Il sole era già alto. Mi ricordai con nostalgia che più o meno a quell’ora, nella mia casa di campagna ero solito sedermi a tavola per il pranzo. Per fortuna, anche presso quel popolo vi era la medesima usanza. Galanta, questo era il nome della Grande Sorella come appresi in seguito, aveva fatto preparare dei cibi che mangiai con gusto. Lei mi fece compagnia ma assaggiando solo poche vivande, con frugalità. Vi erano ciotole contenenti frutta e verdura, pannocchie di mais abbrustolito, patate, pomodori, carote, frutta tropicale, banane piccole e dolcissime, ananas, agrumi e tanti altri prodotti della terra che non avevo mai visto. In un contenitore c’erano delle tortillas, focacce, probabilmente derivate dal frutto della manioca che sostituivano egregiamente il pane. Alcuni ampi vassoi ospitavano carne di tacchino e di maiale e altre vivande che potrei definire “cacciagione” in quanto – così mi informarono – comprendevano animali di palude: capibara, uccelli, rane e, purtroppo per me, abituato ai sapori della nostra civiltà, anche serpenti, pipistrelli e insetti. Naturalmente non mangiai tutto ciò che così generosamente mi veniva offerto, ma feci piccoli assaggi soddisfacendo la curiosità e il gusto non meno dell’appetito. Il pesce ovviamente era ben rappresentato su quella tavola imbandita; sia quello d’acqua dolce, sia quello di mare, o forse dovrei dire di costa, giacché la comunità di femmine evidentemente non disponeva di navi in grado di spingersi in mare aperto, ma solo di piccole imbarcazioni per la pesca in acque poco profonde, oppure – ancor più probabile – non vi erano uomini validi, e quindi marinai, in grado di avventurarsi al largo. Avrei volentieri accompagnato il mio pasto con qualche sorso di buon vino spagnolo o francese, ma le bevande che mi portarono, peraltro gradevoli e dissetanti, erano tutte a base di frutta e non alcoliche.

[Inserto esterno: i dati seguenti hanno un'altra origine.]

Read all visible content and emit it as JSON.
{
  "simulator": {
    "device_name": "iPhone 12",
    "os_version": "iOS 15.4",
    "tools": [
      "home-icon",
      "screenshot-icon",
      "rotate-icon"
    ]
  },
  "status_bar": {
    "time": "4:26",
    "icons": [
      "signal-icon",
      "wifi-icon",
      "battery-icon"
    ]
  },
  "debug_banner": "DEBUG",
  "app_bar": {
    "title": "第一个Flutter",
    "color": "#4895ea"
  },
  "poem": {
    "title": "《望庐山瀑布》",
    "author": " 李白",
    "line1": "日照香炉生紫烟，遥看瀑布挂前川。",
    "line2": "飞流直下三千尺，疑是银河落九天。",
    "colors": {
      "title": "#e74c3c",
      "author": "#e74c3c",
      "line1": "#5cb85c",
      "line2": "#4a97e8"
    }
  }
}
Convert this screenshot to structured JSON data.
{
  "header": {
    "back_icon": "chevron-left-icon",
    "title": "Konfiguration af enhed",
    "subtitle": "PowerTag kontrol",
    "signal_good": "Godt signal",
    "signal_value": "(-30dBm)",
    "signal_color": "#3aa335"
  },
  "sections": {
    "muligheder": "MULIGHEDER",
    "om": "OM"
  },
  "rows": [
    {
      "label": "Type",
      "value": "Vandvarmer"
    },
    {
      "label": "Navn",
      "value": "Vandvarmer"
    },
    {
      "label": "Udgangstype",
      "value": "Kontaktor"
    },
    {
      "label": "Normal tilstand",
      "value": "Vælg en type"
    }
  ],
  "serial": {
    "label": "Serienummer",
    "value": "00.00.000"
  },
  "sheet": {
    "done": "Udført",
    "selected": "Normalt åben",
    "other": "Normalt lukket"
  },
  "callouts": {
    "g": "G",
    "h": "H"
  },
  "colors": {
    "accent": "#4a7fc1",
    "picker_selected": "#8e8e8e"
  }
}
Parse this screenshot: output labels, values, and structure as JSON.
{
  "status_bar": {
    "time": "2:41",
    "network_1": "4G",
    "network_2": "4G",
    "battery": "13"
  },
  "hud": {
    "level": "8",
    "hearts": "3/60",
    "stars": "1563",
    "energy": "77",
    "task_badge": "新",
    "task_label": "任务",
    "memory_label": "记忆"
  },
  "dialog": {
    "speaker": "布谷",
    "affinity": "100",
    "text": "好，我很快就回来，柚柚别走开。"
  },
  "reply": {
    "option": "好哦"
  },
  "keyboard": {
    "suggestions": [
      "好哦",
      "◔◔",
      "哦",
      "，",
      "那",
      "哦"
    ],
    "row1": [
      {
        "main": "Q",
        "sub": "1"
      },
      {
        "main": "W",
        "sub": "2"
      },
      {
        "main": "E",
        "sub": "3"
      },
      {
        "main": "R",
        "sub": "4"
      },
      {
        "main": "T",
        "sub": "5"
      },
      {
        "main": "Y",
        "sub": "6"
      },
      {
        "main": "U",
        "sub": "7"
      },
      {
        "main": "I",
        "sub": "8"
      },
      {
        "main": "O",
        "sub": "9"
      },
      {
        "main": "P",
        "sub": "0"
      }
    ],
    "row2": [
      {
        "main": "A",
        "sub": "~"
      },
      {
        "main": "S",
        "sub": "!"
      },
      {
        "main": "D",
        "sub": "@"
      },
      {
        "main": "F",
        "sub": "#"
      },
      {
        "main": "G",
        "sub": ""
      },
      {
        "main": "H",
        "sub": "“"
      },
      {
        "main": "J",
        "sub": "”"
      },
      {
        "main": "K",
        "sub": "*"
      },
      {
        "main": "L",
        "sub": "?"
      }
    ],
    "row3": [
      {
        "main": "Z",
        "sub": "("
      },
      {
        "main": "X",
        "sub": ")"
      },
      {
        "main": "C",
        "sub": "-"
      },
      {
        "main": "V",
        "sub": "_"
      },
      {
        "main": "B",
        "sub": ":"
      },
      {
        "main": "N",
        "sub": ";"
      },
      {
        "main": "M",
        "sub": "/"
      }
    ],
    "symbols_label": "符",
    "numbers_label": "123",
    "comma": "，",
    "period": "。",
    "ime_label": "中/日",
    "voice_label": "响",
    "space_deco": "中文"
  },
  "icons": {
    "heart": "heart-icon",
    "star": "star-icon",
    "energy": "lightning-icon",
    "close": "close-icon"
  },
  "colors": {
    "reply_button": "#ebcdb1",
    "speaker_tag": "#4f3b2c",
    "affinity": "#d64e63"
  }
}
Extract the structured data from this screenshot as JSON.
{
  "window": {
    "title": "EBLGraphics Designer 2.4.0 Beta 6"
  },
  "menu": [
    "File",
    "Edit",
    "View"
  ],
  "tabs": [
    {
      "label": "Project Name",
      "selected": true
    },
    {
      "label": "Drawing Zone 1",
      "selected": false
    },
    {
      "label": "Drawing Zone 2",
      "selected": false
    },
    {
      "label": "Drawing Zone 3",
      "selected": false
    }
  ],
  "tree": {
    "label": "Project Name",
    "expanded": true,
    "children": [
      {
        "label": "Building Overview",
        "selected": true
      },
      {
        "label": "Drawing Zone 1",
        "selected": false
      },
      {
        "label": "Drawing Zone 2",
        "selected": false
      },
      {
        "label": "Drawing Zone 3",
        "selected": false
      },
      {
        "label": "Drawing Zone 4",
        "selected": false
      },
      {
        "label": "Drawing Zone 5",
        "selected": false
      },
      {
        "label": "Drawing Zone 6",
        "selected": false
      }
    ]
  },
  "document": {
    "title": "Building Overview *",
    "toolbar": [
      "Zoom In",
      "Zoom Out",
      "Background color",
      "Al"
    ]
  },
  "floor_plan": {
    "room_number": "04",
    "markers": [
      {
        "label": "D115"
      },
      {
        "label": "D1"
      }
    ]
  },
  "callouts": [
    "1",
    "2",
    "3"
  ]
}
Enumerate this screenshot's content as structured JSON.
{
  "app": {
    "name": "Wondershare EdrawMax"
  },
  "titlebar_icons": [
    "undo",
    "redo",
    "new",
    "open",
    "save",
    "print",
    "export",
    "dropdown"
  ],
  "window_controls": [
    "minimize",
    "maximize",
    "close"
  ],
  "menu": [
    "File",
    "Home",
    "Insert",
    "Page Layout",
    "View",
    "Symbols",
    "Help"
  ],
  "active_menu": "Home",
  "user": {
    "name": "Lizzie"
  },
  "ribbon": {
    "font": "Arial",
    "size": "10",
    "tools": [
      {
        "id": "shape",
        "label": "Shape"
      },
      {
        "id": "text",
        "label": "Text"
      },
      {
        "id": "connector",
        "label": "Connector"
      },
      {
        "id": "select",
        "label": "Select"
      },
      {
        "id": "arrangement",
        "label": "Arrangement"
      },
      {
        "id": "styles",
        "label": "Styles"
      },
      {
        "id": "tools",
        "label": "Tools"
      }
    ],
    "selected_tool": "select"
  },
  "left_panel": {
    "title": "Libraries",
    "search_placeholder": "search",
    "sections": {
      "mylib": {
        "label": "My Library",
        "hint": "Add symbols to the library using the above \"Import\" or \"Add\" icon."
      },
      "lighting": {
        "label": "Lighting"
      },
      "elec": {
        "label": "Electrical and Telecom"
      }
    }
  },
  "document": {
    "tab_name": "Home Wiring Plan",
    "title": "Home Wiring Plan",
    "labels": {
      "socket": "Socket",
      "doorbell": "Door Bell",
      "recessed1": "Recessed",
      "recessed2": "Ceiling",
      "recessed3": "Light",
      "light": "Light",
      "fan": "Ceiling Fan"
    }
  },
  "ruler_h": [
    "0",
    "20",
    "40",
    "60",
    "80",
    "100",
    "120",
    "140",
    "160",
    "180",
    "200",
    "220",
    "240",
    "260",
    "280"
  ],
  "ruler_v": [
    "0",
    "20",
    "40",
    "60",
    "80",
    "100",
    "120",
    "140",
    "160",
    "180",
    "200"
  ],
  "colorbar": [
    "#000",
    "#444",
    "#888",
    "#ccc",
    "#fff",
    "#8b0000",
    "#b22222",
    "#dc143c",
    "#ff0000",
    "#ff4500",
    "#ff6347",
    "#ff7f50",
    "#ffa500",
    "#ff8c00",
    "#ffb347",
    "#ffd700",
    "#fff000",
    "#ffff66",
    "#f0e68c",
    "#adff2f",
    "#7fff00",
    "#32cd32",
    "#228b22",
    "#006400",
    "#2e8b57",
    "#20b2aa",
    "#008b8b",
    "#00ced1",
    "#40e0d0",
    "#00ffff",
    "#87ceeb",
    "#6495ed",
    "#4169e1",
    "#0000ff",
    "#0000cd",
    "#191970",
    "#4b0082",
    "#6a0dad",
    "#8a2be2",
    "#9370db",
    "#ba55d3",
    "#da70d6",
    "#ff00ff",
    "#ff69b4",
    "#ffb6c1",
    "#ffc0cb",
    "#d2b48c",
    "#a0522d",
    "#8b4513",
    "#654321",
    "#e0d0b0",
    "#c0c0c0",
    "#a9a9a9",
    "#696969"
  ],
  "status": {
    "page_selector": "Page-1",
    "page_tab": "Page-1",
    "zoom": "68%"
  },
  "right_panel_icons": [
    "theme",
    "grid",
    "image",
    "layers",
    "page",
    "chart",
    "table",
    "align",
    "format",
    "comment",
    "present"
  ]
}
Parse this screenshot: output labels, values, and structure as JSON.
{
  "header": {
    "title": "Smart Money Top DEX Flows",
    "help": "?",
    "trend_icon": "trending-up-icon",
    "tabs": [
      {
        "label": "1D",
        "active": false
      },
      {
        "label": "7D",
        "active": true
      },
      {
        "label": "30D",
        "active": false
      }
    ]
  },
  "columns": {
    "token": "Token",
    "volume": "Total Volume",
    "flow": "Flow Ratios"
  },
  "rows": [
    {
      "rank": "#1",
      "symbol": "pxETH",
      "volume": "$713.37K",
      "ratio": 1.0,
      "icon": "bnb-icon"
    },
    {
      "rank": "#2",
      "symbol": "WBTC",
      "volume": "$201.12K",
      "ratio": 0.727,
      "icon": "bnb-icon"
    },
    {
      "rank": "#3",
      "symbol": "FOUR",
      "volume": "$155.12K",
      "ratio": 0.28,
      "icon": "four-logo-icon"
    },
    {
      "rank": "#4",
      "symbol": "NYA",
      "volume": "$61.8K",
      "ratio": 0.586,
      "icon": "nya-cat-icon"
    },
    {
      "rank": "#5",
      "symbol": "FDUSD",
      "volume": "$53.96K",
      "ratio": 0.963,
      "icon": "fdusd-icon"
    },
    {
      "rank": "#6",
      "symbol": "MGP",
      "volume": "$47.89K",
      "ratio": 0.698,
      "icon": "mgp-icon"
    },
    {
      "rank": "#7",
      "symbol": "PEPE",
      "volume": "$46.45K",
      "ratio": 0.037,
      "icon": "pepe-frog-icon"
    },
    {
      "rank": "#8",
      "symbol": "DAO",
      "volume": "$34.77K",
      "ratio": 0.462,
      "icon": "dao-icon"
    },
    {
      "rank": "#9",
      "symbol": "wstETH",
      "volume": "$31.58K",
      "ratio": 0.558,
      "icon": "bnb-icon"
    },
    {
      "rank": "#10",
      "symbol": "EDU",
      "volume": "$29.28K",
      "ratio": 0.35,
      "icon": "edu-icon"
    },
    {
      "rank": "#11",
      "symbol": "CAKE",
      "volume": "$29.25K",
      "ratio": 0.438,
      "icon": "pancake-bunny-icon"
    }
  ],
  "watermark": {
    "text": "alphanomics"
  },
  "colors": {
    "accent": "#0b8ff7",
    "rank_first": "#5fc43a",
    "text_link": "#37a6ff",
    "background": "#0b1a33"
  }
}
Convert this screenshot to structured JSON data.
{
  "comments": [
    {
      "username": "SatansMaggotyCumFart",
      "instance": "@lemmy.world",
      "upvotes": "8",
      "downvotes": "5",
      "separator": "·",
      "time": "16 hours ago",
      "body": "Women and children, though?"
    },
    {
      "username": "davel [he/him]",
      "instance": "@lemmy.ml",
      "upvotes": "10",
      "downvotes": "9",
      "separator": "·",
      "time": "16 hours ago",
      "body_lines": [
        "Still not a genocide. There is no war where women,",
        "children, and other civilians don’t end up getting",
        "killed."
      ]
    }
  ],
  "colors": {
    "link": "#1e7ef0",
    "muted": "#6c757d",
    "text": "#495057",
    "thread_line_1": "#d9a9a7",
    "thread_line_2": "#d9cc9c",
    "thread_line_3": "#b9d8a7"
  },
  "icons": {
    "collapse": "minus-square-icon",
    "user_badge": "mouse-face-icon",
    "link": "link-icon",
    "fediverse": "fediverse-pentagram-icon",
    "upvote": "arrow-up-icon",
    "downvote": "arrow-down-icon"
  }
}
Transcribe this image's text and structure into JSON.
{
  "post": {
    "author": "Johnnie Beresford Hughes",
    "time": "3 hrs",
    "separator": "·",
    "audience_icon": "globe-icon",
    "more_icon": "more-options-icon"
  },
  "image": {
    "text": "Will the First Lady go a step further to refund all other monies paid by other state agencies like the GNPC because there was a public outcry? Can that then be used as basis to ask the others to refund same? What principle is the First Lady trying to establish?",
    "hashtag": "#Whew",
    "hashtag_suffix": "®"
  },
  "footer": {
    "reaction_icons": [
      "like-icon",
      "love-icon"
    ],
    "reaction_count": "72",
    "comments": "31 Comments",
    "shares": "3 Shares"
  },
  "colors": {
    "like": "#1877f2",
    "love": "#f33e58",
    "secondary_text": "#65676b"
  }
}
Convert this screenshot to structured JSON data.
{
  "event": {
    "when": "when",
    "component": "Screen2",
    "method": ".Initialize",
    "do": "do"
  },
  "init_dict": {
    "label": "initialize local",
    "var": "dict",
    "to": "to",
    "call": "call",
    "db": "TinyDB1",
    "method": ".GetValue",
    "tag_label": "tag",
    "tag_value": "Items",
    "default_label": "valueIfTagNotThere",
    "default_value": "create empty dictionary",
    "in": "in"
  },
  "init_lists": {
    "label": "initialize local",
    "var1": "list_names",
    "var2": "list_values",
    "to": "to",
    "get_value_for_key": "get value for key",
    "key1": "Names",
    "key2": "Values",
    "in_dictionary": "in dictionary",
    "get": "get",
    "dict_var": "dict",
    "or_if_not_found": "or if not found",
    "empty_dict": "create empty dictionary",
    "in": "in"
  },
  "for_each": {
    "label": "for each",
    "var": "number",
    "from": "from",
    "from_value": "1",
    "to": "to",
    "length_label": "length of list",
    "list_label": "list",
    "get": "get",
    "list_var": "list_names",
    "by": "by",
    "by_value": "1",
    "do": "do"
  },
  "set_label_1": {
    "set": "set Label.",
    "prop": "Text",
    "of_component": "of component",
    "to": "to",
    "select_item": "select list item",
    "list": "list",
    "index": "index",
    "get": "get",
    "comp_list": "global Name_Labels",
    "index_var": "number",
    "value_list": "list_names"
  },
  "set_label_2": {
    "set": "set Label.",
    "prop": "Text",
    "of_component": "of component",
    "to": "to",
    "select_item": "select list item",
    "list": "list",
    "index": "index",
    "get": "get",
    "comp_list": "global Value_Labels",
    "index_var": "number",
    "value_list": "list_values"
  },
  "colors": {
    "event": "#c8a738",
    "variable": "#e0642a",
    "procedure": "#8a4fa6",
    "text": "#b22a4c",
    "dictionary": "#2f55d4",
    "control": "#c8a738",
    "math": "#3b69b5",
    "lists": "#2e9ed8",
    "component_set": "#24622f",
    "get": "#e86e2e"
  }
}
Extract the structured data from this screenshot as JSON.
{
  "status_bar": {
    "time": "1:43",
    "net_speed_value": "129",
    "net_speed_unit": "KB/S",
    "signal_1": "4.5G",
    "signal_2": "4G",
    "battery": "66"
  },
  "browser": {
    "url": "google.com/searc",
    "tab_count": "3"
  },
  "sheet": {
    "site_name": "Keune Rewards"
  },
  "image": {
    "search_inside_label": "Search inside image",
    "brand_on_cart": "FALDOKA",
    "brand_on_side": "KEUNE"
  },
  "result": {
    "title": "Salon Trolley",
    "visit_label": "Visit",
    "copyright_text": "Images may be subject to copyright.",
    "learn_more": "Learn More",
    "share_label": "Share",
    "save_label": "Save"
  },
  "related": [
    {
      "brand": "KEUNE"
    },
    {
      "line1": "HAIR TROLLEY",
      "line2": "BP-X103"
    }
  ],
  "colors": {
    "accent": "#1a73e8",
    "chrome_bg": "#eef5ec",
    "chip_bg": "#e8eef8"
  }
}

Quando mi fui a sufficienza saziato, come è buona usanza di ogni gentiluomo inglese degno di questo nome, essendo ospite di una signora e volendo renderle il dovuto omaggio, mi sentii in dovere di fare qualche domanda alla nobildonna di cui avevo conquistato la stima, al fine di avviare una salottiera conversazione. Invero non ero mosso unicamente da doveri di cortesia, ma da viva curiosità e legittima preoccupazione per la mia sorte in quel lontano paese. Dapprima il colloquio non mancò di appassionarmi, ma ad un certo punto le inaspettate rivelazioni della Grande Sorella, furono così sconvolgenti che di nuovo temetti per la mia incolumità.